You will find the Ferguson Police Chief to be adequately corrupt that the Department of Homeland Security regarded his jurisdiction to be a useful and compliant environment for the metamorphosis of the Department of Homeland Security from a little worm and into a butterfly of death.

You will find the Ferguson Police Chief to be complicit, wittingly or not, in the premeditated murder of Michael Brown. See, DHS needed someone to get shot by the cops, thus sparking protests. And they needed looting, likely performed by thugs hired by DHS. And the Ferguson Police Department dutifully stood down and permitted the looting to continue unopposed.

And what of Brown’s alleged petty larceny of some cigars? The cops knew that morning that it was Brown on the surveillance video. Bingo. They’ve got their target. Some hapless goof they can claim is violent, some poor sap who became their murder target.

That cop who shot Brown?

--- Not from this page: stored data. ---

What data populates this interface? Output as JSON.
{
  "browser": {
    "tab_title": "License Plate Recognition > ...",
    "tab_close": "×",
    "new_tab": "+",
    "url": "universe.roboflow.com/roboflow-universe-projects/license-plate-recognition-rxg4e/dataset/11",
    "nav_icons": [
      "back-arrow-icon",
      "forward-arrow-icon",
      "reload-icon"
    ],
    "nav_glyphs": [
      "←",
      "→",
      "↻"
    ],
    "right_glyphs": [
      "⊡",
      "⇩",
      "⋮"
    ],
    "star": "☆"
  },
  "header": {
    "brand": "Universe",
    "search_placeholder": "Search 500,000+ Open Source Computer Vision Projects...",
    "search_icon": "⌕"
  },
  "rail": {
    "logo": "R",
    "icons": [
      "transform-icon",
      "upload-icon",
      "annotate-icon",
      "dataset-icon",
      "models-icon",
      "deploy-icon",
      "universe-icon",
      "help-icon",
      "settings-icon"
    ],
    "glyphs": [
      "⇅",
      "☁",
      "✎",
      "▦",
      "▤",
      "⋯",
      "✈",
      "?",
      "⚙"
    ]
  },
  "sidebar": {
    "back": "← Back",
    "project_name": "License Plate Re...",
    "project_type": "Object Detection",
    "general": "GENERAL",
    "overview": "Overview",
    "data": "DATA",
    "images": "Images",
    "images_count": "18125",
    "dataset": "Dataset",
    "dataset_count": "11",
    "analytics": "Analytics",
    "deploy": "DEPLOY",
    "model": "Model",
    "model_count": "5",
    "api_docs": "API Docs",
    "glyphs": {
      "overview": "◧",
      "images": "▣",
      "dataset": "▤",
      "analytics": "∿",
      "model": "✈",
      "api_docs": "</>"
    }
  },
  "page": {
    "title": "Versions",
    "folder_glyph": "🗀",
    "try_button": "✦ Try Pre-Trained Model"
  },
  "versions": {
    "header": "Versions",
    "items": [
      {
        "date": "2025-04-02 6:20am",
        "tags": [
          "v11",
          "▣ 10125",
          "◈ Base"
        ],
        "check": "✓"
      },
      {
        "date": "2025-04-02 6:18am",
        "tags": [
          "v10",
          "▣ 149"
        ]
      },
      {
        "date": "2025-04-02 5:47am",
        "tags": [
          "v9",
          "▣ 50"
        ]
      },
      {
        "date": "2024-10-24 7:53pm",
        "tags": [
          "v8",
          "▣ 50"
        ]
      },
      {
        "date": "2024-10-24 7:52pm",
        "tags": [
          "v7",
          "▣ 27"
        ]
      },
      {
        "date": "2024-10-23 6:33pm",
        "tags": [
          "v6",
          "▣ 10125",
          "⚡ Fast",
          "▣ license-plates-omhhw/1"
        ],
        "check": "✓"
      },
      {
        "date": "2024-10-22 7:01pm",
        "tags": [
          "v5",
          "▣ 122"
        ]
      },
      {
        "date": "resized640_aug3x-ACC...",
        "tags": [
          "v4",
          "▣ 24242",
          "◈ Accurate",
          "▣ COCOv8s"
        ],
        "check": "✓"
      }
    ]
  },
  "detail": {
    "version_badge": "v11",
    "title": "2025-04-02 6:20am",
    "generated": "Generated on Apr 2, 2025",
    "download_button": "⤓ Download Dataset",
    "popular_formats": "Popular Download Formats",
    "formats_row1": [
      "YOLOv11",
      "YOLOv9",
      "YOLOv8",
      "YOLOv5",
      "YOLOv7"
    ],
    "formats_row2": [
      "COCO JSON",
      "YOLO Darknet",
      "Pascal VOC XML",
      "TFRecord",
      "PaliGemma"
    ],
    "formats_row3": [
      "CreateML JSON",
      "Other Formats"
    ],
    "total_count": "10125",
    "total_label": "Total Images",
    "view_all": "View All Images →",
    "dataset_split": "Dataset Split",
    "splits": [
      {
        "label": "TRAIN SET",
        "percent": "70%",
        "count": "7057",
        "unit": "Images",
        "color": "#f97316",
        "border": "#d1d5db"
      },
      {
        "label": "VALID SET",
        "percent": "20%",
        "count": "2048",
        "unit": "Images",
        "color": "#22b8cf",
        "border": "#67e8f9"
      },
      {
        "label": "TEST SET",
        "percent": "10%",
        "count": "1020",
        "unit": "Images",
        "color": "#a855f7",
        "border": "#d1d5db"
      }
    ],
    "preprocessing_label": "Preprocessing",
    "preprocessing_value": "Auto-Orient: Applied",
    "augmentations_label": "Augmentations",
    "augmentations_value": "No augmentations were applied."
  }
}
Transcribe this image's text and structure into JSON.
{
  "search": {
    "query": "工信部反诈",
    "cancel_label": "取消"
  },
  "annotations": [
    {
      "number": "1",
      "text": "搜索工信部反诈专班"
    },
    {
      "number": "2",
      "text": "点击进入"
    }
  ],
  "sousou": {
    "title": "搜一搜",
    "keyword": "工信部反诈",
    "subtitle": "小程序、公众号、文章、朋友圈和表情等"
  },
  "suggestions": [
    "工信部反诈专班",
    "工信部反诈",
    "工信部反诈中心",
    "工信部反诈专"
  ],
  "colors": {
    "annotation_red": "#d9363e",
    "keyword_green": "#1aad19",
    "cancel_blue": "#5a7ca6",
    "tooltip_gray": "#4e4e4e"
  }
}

He’s crooked too. Maybe someone knows that he likes screwing little boys. Or maybe he’s got a cocaine habit. Maybe he owes someone money. Either way, he had received instructions to locate Brown and kill him, claiming the implausible, that Brown grabbed his gun.

The Department of Homeland Security is goin’ bye bye. If the several states wish to survive this revolutionary period, they will immediately terminate any collusion with that unlawful agency.

The only relevant question as we enter the civil war is this: “Do I want to go bye bye?” (Because if you answer yes, the people will possess the means and the motive to make your dreams come true.)

So I suggest that everyone choose wisely and get on the side of law, uprightness, and the venerable American spirit of justice.

This event will prove to be the undoing of the Department of Homeland Security, an unlawful, malformed accident that should have been smashed on a rock and thrown into a ravine the moment it first entered this world.

Wolfteam. Place into my legal file all news items carried by InfoWars that may be relevant to this Ferguson incident. I will use that evidence when I execute United States. The matter of the premeditated murder of Michael Brown has officially come to my attention.

It’s another one for the history books.